Today, a collection of Viking Age finds was declared Treasure by the Isle of Man Coroner of Inquests, Mrs Jayne Hughes.
First discovered in December 2018 by metal detectorists John Crowe and Craig Evans, the finds include two highly decorated oval brooches, made from bronze with silver wire decoration and most likely gilded, dating to around AD 900-950. The brooches would have been worn by a woman of some status.
Allison Fox, Curator of Archaeology for Manx National Heritage (MNH) said:
“The Isle of Man has a rich Viking heritage and the Manx National Collections reflect this. But, this type of brooch, worn by Scandinavian women in the Viking Age and usually found in graves, has been missing so far.
In addition to the brooches, there was also one decorated glass bead made in Ireland and a belt with bronze fittings, most likely made in the Irish Sea area, so although proud of her Scandinavian roots, this particular pagan lady also wore local fashions.

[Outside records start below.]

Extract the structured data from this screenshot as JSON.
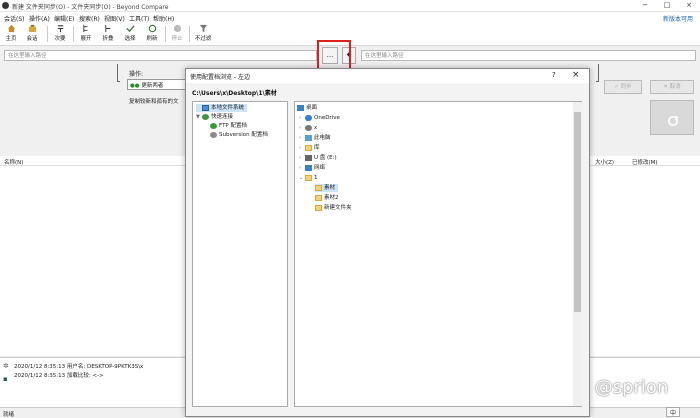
{
  "window": {
    "title": "新建 文件夹同步(O) - 文件夹同步(O) - Beyond Compare"
  },
  "menu": [
    "会话(S)",
    "操作(A)",
    "编辑(E)",
    "搜索(R)",
    "视图(V)",
    "工具(T)",
    "帮助(H)"
  ],
  "new_version_link": "新版本可用",
  "toolbar": [
    {
      "label": "主页",
      "icon": "home-icon"
    },
    {
      "label": "会话",
      "icon": "session-icon"
    },
    {
      "label": "次要",
      "icon": "minor-icon"
    },
    {
      "label": "展开",
      "icon": "expand-icon"
    },
    {
      "label": "折叠",
      "icon": "collapse-icon"
    },
    {
      "label": "选择",
      "icon": "select-icon"
    },
    {
      "label": "刷新",
      "icon": "refresh-icon"
    },
    {
      "label": "停止",
      "icon": "stop-icon"
    },
    {
      "label": "不过滤",
      "icon": "filter-icon"
    }
  ],
  "left_path_placeholder": "在这里输入路径",
  "right_path_placeholder": "在这里输入路径",
  "browse_button": "...",
  "operation": {
    "label": "操作:",
    "value": "更新两者",
    "description": "复制较新和孤有的文"
  },
  "right_buttons": {
    "sync_label": "同步",
    "cancel_label": "取消"
  },
  "left_columns": {
    "name": "名称(N)"
  },
  "right_columns": {
    "size": "大小(Z)",
    "modified": "已修改(M)"
  },
  "log": [
    "2020/1/12 8:35:13  用户名: DESKTOP-9PKTK3S\\x",
    "2020/1/12 8:35:13  加载比较: <->"
  ],
  "status": "就绪",
  "dialog": {
    "title": "使用配置档浏览 - 左边",
    "help": "?",
    "close": "×",
    "current_path": "C:\\Users\\x\\Desktop\\1\\素材",
    "left_tree": [
      {
        "label": "本地文件系统",
        "indent": 0,
        "selected": true
      },
      {
        "label": "快速连接",
        "indent": 0,
        "expanded": true
      },
      {
        "label": "FTP 配置档",
        "indent": 1
      },
      {
        "label": "Subversion 配置档",
        "indent": 1
      }
    ],
    "right_tree": [
      {
        "label": "桌面",
        "indent": 0
      },
      {
        "label": "OneDrive",
        "indent": 1
      },
      {
        "label": "x",
        "indent": 1
      },
      {
        "label": "此电脑",
        "indent": 1
      },
      {
        "label": "库",
        "indent": 1
      },
      {
        "label": "U 盘 (E:)",
        "indent": 1
      },
      {
        "label": "网络",
        "indent": 1
      },
      {
        "label": "1",
        "indent": 1,
        "expanded": true
      },
      {
        "label": "素材",
        "indent": 2,
        "selected": true
      },
      {
        "label": "素材2",
        "indent": 2
      },
      {
        "label": "新建文件夹",
        "indent": 2
      }
    ]
  },
  "watermark": "知乎 @sprion",
  "ime": "中"
}
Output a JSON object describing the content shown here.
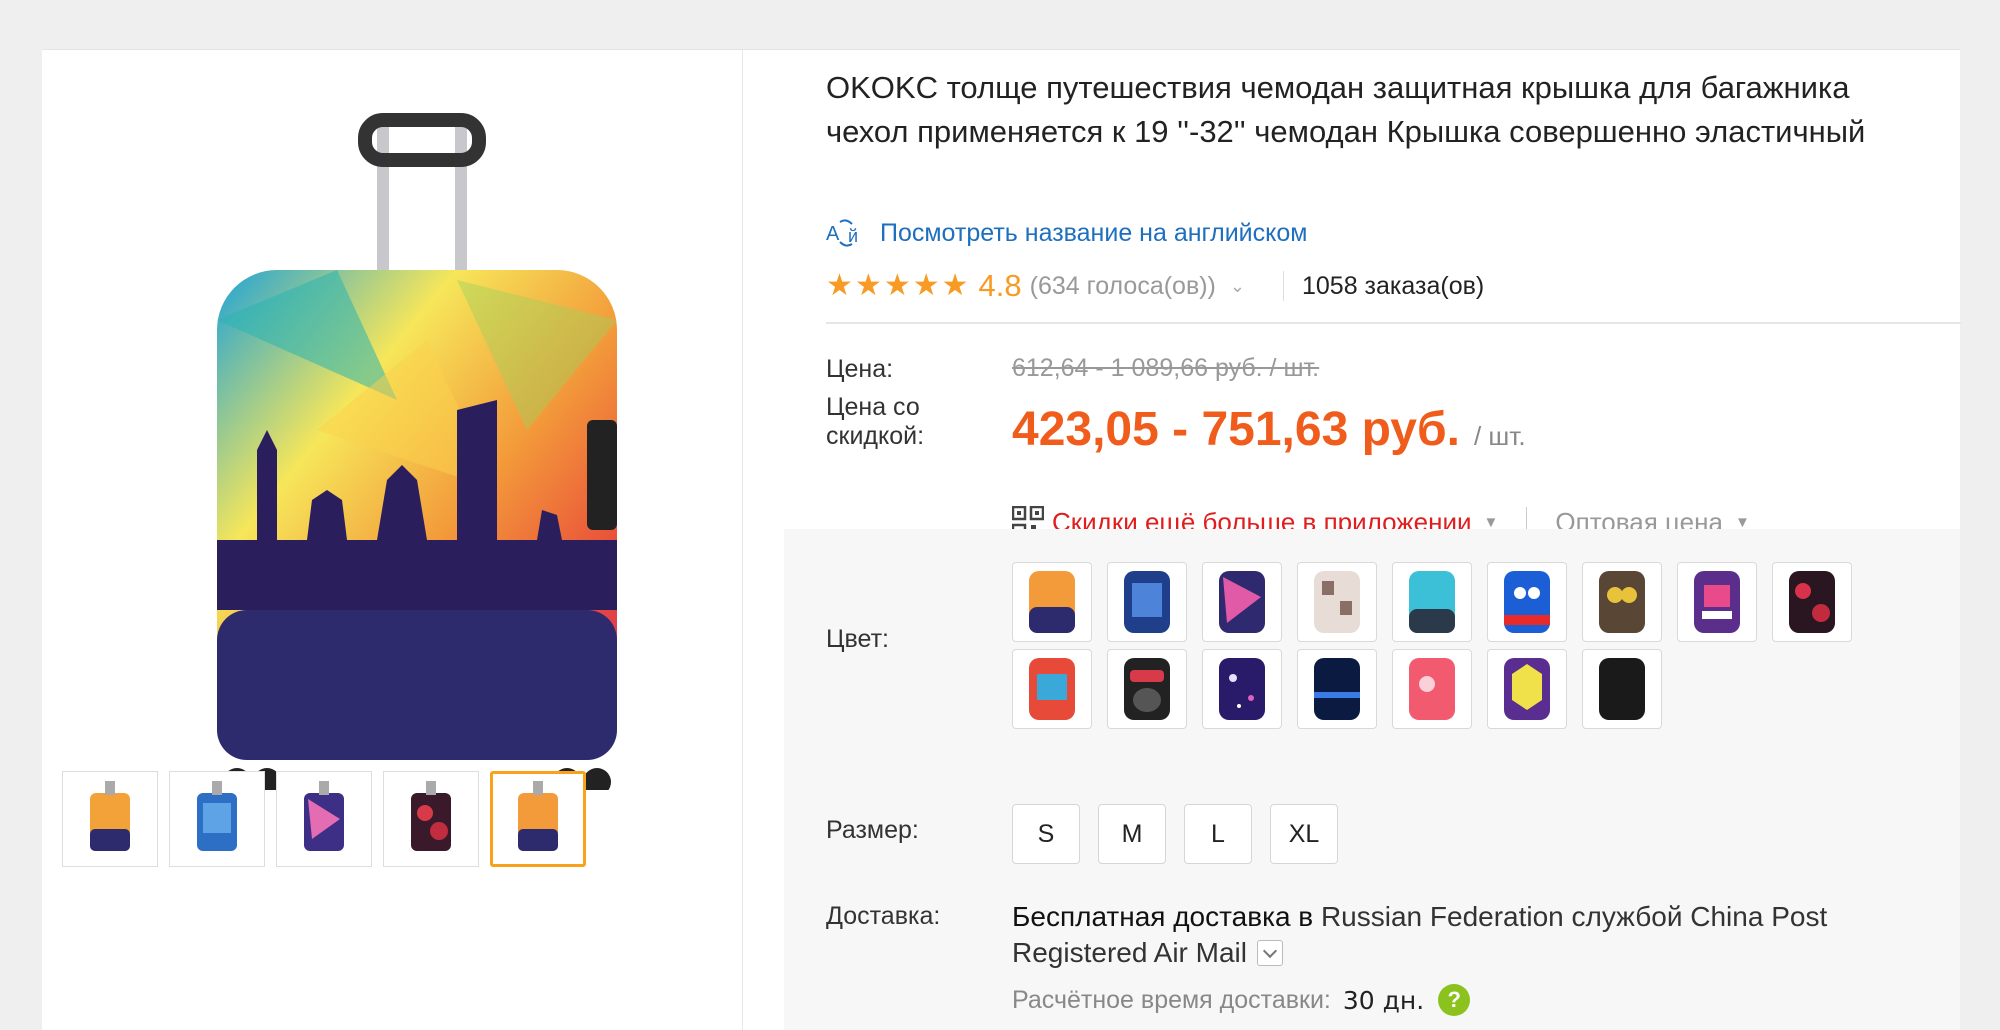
{
  "product": {
    "title": "OKOKC толще путешествия чемодан защитная крышка для багажника чехол применяется к 19 ''-32'' чемодан Крышка совершенно эластичный",
    "translate_link": "Посмотреть название на английском",
    "translate_icon": "translate-icon"
  },
  "rating": {
    "stars": 5,
    "value": "4.8",
    "votes": "(634 голоса(ов))",
    "orders": "1058 заказа(ов)"
  },
  "price": {
    "label": "Цена:",
    "original": "612,64 - 1 089,66 руб. / шт.",
    "discount_label": "Цена со скидкой:",
    "discount_value": "423,05 - 751,63 руб.",
    "unit": "/ шт.",
    "app_promo": "Скидки ещё больше в приложении",
    "wholesale": "Оптовая цена",
    "accent_color": "#f05c1c",
    "promo_color": "#e11d1d"
  },
  "options": {
    "color_label": "Цвет:",
    "size_label": "Размер:",
    "sizes": [
      "S",
      "M",
      "L",
      "XL"
    ]
  },
  "delivery": {
    "label": "Доставка:",
    "free_text": "Бесплатная доставка в",
    "rest_text": "Russian Federation службой China Post Registered Air Mail",
    "eta_label": "Расчётное время доставки:",
    "eta_value": "30 дн.",
    "help_icon": "?"
  },
  "gallery": {
    "thumbnail_count": 5,
    "active_index": 4,
    "active_color": "#f7a21a"
  }
}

Oval brooches are particularly common in the Viking homelands, and are seen almost as national dress, showing that the wearer was most likely of Scandinavian origin. The absence of this type of brooch from the Island before now has led to theories that it was only the men from Scandinavia that settled on the Isle of Man in the early Viking Age”.
As artefacts like this are often found in graves, MNH commissioned a targeted archaeological excavation of the find site to establish whether or not there were any other remains present. Archaeologists from York Archaeological Trust (YAT) conducted a small excavation on site but no grave was found.
“Crucially, after John and Craig found the brooches, they did exactly the right thing and brought them to the Manx Museum without cleaning any of the soil from the outside or the inside. This is so important because the brooches are quite fragile and because there might still be small fragments surviving of the textiles from the clothes the woman was buried in.”
As the brooches need specialist examination and conservation, they are currently with conservators at York Archaeological Trust.
Ian Panter, Head of Conservation at York Archaeological Trust, comments:
“Having been safely stored in our state-of-the-art conservation lab throughout the lockdown, we now look forward to working with Manx National Heritage in investigating and conserving these brooches using the expertise and great care our reputation is built on.”
Oval brooches were used as decoration but also to hold together an outer dress, similar to a pinafore. They were attached to the shoulder and the front of the dress. A necklace with beads and/or metal decoration may have been worn between the two brooches.
Manx National Heritage would like to thank the finders and the landowner for their assistance and support throughout the process.
The Isle of Man in the Viking Age
Vikings arrived on the Isle of Man in the 800s, firstly trading and eventually settling. The Vikings were a maritime people, and the position of the Island right in the centre of the British Isles meant that it was perfect as a base first for trade, then for settlement. A number of Viking Age burials have been found in the Island, both male and female. The earliest ones were buried in the pagan tradition with grave goods. The Manx Viking legacy is still very evident, not least through the modern parliament, Tynwald, which has its roots in this period. There is still plenty of Viking influence to be seen in the landscape, with castles, burial mounds and settlements all visible. Many spectacular artefacts from the Viking Age on the Isle of Man can be seen in the Manx Museum, Douglas.
When finds of archaeological artefacts are made on the Isle of Man there is a legal requirement to report them to Manx National Heritage. If the artefacts fall under the categories in the Treasure Act 2017 (which include being so closely connected with Manx history and national life that their loss would be a misfortune, and/or being of outstanding significance for the study of any branch of Manx art, learning or history) the find must also be reported to the Coroner of Inquests. The Coroner will decide whether or not an artefact is “Treasure”. If the find is declared to be Treasure, a financial reward is usually paid to the finder and landowner.